Adrian Cibilich, 85, who attended his first Cal football game in 1940, isn't sure what to think.
"I go to the games and I'm very discouraged," Cibilich said. "They look terrible. They look disorganized. It doesn't seem like Jeff in many ways.
"I don't want Jeff to be fired, that's for sure," the San Jose resident said. "At the same time, I don't know."
Tedford arrived at Cal in 2002, on the heels of three seasons in which the Bears totaled eight victories. He won seven games in his debut campaign, and his 2004 team, led by star quarterback Aaron Rodgers, posted a 10-2 record.
In the wake of that high point, Tedford became a favorite with most fans and the Bears developed long-awaited stability.
"The assumption was it was only going to get better," said former Cal player Burl Toler II, whose son was a senior on the 2004 team. A supporter of Tedford, Toler added, "There have been definite sightings of greatness or goodness, but there hasn't been that consistency."

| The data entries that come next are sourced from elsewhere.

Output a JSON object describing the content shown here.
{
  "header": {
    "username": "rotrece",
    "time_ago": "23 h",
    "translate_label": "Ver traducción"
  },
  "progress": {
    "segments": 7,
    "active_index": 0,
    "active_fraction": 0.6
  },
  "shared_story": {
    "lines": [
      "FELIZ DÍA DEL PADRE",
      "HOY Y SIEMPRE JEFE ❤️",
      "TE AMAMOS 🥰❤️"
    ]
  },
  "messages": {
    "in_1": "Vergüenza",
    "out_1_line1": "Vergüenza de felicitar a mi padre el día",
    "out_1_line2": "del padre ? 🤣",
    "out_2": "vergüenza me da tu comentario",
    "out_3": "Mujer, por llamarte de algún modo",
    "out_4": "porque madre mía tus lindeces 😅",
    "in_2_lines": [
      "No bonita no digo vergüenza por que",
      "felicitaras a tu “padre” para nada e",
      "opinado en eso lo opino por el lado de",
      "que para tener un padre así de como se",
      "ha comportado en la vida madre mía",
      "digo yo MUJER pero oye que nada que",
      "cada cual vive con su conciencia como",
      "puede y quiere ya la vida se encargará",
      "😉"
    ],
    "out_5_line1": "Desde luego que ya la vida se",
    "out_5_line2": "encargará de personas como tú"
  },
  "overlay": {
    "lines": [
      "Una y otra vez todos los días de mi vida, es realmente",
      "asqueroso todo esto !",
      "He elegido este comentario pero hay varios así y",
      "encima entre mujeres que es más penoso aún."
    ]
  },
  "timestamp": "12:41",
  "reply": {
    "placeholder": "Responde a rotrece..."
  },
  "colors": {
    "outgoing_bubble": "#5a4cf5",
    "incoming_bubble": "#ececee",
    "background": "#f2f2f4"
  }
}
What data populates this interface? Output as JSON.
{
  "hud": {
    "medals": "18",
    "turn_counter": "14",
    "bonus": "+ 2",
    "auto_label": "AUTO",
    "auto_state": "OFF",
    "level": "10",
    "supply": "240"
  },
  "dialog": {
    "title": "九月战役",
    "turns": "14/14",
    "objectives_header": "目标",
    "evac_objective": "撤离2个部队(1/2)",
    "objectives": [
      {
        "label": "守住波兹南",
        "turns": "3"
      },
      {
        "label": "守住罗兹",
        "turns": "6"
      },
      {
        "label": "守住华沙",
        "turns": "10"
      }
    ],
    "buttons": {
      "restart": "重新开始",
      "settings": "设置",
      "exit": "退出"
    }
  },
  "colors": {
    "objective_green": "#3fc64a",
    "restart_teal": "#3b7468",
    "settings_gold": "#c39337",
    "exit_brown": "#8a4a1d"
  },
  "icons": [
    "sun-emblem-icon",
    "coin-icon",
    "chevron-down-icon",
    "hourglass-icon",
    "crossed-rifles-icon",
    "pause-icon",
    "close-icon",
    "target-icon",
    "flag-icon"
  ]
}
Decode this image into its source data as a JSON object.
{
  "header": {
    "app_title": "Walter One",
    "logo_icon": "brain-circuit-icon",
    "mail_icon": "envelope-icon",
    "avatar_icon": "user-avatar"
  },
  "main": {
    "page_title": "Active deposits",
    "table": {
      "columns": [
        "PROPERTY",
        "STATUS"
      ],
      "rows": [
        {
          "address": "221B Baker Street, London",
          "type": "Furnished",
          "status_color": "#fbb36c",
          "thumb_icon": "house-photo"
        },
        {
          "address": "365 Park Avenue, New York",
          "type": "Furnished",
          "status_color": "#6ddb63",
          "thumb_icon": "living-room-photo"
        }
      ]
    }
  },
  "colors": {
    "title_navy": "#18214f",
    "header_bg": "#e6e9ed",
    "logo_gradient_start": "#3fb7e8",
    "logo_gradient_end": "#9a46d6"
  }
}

Tedford guided the Bears to a share of the Pac-10 title in 2006, beat Stanford in the Big Game seven times in his first eight seasons and was 5-1 in bowl games through 2008.
But the coach who arrived with the reputation as a quarterback guru hasn't developed another great one since Rodgers left for the NFL eight years ago.
The Bears are five games under .500 in conference play since the start of the 2009 season, and their most recent 13 wins include three vs. non-FBS opponents. They already are in jeopardy of missing a bowl game for the second time in three years.
Dwight Barker, a Cal grad and former Bear Backer booster club president, believes Tedford deserves an opportunity to reap the benefits of the renovated stadium.
"We would not have a (new) stadium if it were not for Jeff Tedford," Barker said. "I really think recruiting was hurt by the stadium project and all of the lawsuits that took place. All that now becomes a positive."
Barker remains in Tedford's corner, but he understands there are detractors. "It's hard for a team to be 1-4 and not have some sort of a tide rising against you," he said.
The next seven weeks will tell whether Tedford can keep his head above that tide.